Bear in mind that Obermann was talking to a roomful of smaller companies, some of whom he may want to cut deals with in the future. But if there was an element of pandering in his words, there was also a certain wistfulness — and an admirable frankness.
“Sometimes I miss the speed of decision making in my own company – it’s very big,” he said. “Sometimes I miss the ability to be very informal and fast and the fact that we can’t [take] decisions based on pure intuition.”
That’s an interesting point. Indeed, as the suspicious responses to the launch of Telekom’s hub:raum incubator scheme showed, the telco has quite a reputation for being and difficult to work with.
But then again, being a behemoth isn’t all bad.
“What I like about the large corporations is they have a big lever,” Obermann pointed out. And in order to fondle that lever, he recommended, small firms should have patience.
“It’s about having access to large distribution and a large customer base. In order to cooperate successfully with large companies, you need longer timeframes. They also have to make priorities. We have legacy IT systems… sometimes you need a [slightly] longer lead time if you work with a large elephant. But be persistent if the corporation really matters to you. Once the decision is taken, usually it can be very powerful.”

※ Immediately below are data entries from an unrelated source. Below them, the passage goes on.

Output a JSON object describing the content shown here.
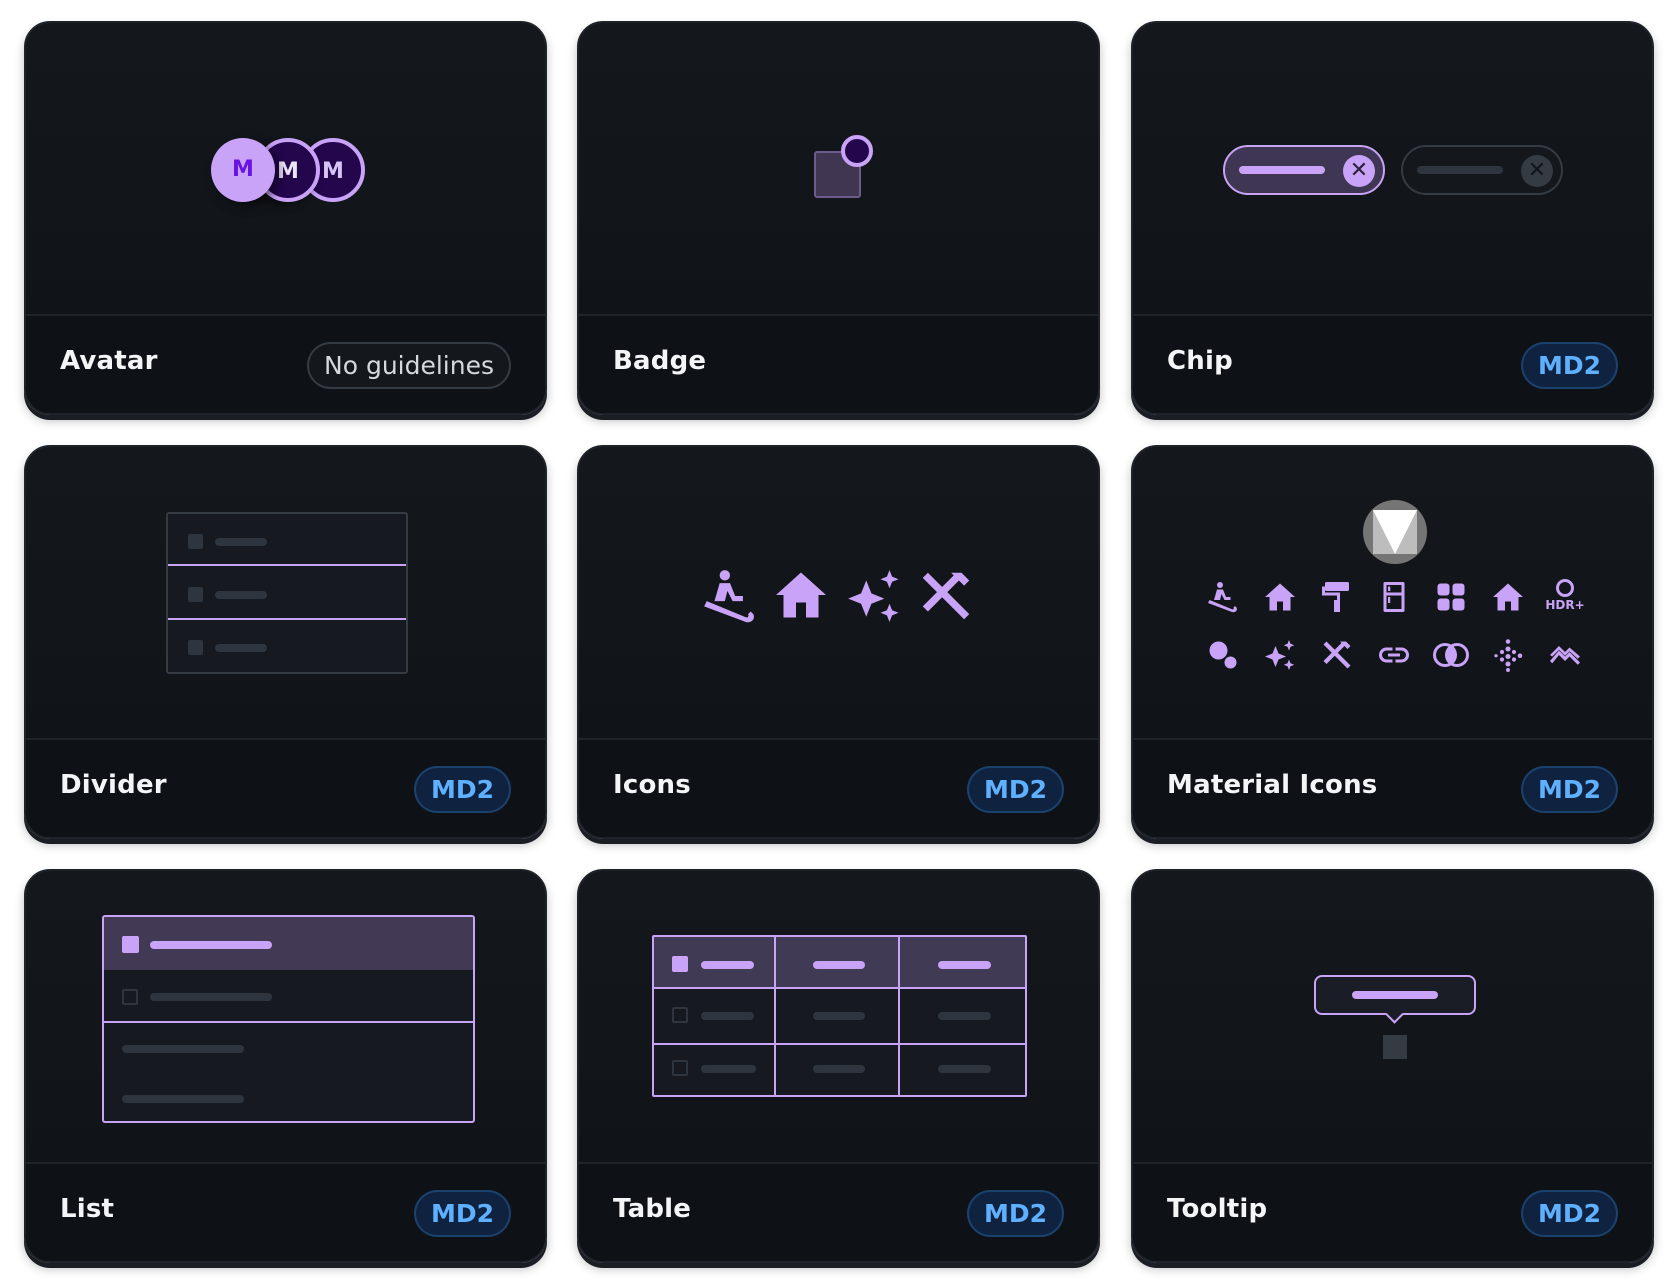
{
  "colors": {
    "accent": "#c9a3f7",
    "card_bg": "#12161b",
    "md2_badge_text": "#5fb0ff",
    "md2_badge_bg": "#0f2340"
  },
  "cards": [
    {
      "title": "Avatar",
      "badge": "No guidelines",
      "preview": {
        "avatars": [
          "M",
          "M",
          "M"
        ]
      }
    },
    {
      "title": "Badge",
      "badge": ""
    },
    {
      "title": "Chip",
      "badge": "MD2"
    },
    {
      "title": "Divider",
      "badge": "MD2"
    },
    {
      "title": "Icons",
      "badge": "MD2",
      "icons": [
        "sledding-icon",
        "home-icon",
        "sparkles-icon",
        "tools-icon"
      ]
    },
    {
      "title": "Material Icons",
      "badge": "MD2",
      "logo": "material-logo",
      "icons": [
        "sledding-icon",
        "home-icon",
        "paint-roller-icon",
        "fridge-icon",
        "grid-icon",
        "home-icon",
        "hdr-plus-icon",
        "gears-icon",
        "sparkles-icon",
        "tools-icon",
        "link-icon",
        "join-icon",
        "dots-icon",
        "trending-icon"
      ],
      "hdr_label": "HDR+"
    },
    {
      "title": "List",
      "badge": "MD2"
    },
    {
      "title": "Table",
      "badge": "MD2"
    },
    {
      "title": "Tooltip",
      "badge": "MD2"
    }
  ]
}
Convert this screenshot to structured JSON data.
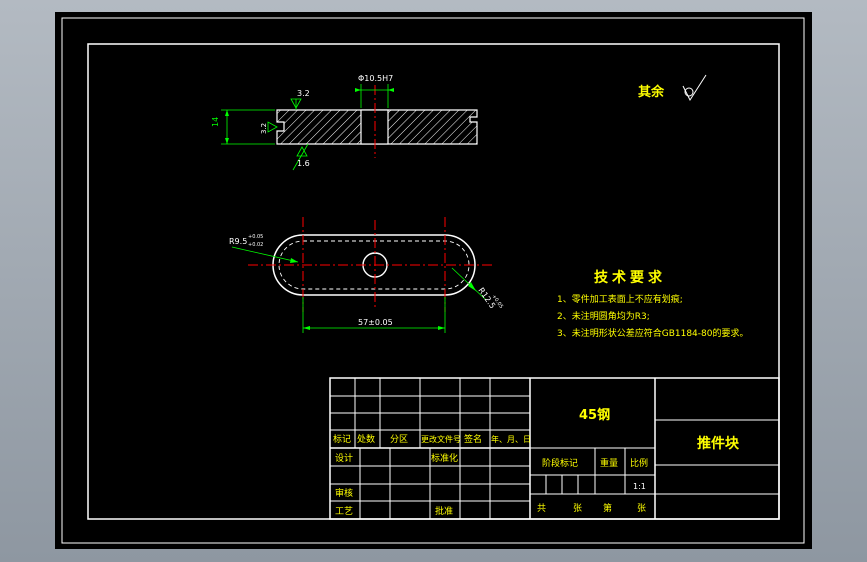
{
  "colors": {
    "background": "#000000",
    "frame": "#ffffff",
    "geometry": "#ffffff",
    "dimension": "#00ff00",
    "centerline": "#ff0000",
    "hatch": "#ffffff",
    "text_yellow": "#ffff00",
    "text_green": "#00ff00",
    "text_white": "#ffffff"
  },
  "section_view": {
    "roughness_top": "3.2",
    "roughness_left": "3.2",
    "roughness_bottom": "1.6",
    "height_dim": "14",
    "hole_dim": "Φ10.5H7"
  },
  "plan_view": {
    "radius_left": "R9.5",
    "radius_left_tol_upper": "+0.05",
    "radius_left_tol_lower": "+0.02",
    "radius_right": "R12.5",
    "radius_right_tol": "+0.05",
    "length_dim": "57±0.05"
  },
  "roughness_note": {
    "label": "其余"
  },
  "tech_requirements": {
    "title": "技术要求",
    "items": [
      "1、零件加工表面上不应有划痕;",
      "2、未注明圆角均为R3;",
      "3、未注明形状公差应符合GB1184-80的要求。"
    ]
  },
  "title_block": {
    "material": "45钢",
    "part_name": "推件块",
    "rev_headers": [
      "标记",
      "处数",
      "分区",
      "更改文件号",
      "签名",
      "年、月、日"
    ],
    "design": "设计",
    "standardize": "标准化",
    "review": "审核",
    "process": "工艺",
    "approve": "批准",
    "stage_mark": "阶段标记",
    "weight": "重量",
    "scale_label": "比例",
    "scale_value": "1:1",
    "sheets_total": "共",
    "sheets_unit": "张",
    "sheet_no": "第",
    "sheet_unit2": "张"
  }
}
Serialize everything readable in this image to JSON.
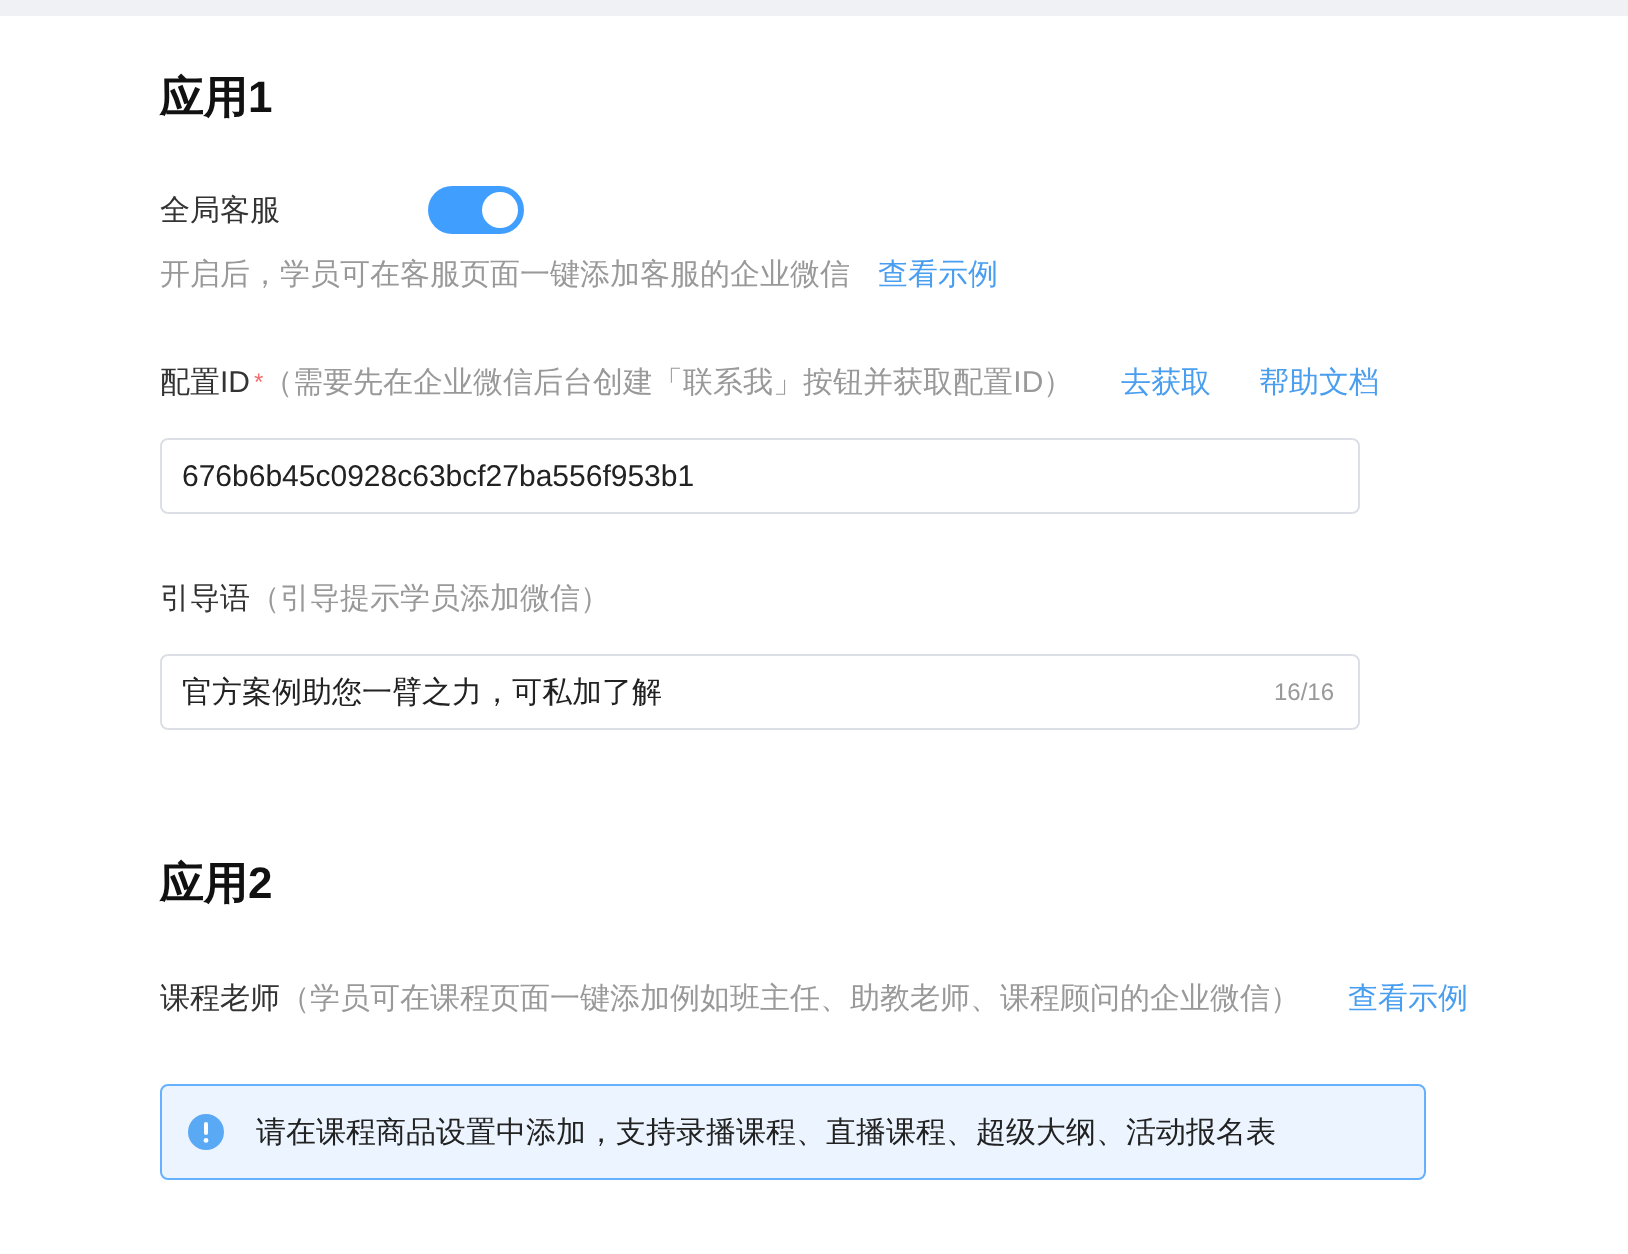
{
  "sections": [
    {
      "title": "应用1",
      "kind": "app1",
      "toggle": {
        "label": "全局客服",
        "on": true
      },
      "hint": {
        "text": "开启后，学员可在客服页面一键添加客服的企业微信",
        "link": "查看示例"
      },
      "fields": [
        {
          "label": "配置ID",
          "required_mark": "*",
          "note": "（需要先在企业微信后台创建「联系我」按钮并获取配置ID）",
          "links": [
            "去获取",
            "帮助文档"
          ],
          "value": "676b6b45c0928c63bcf27ba556f953b1"
        },
        {
          "label": "引导语",
          "note": "（引导提示学员添加微信）",
          "value": "官方案例助您一臂之力，可私加了解",
          "counter": "16/16"
        }
      ]
    },
    {
      "title": "应用2",
      "kind": "app2",
      "row": {
        "label": "课程老师",
        "note": "（学员可在课程页面一键添加例如班主任、助教老师、课程顾问的企业微信）",
        "link": "查看示例"
      },
      "alert": {
        "text": "请在课程商品设置中添加，支持录播课程、直播课程、超级大纲、活动报名表"
      }
    }
  ]
}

So how does Deutsche Telekom find the right small firms to partner with? Hub:raum is one option, but there is also room for an ‘easy’ partnership program that is “more theory than practice so far,” said Obermann. “But we’re committed to making it happen.”
Obermann admitted that Deutsche Telekom was “under pressure, primarily because of IP substitution.” And also because of regulators forcing roaming fee cuts, but mainly because of the same disruptive, smaller companies he also lauded.
“If it’s really disruptive, which means it threatens parts of the organization that might cannibalize themselves and lose jobs, you will have to engage at a more senior level,” Obermann advised. “But not all innovation is disruptive – most innovation is helpful.”
That gives the impression that Deutsche Telekom wants to do business with startups that are useful but not too useful.
It’s a stance that’s understandable but risky in its own way. IP substitution isn’t going to go away, and telcos such as Deutsche Telekom are going to have fight like crazy to stop themselves becoming ‘dumb pipes’. Obermann was hustled away by his minders before I could get his thoughts on rival Telefónica’s all-IP Tu Me voice and text app, which is as disruptive as hell and — incredibly — comes from the Spanish company’s own labs.
Tu Me is a gamble too, of course, but the same could be said of seeing disruption as unhelpful, rather than something to be embraced.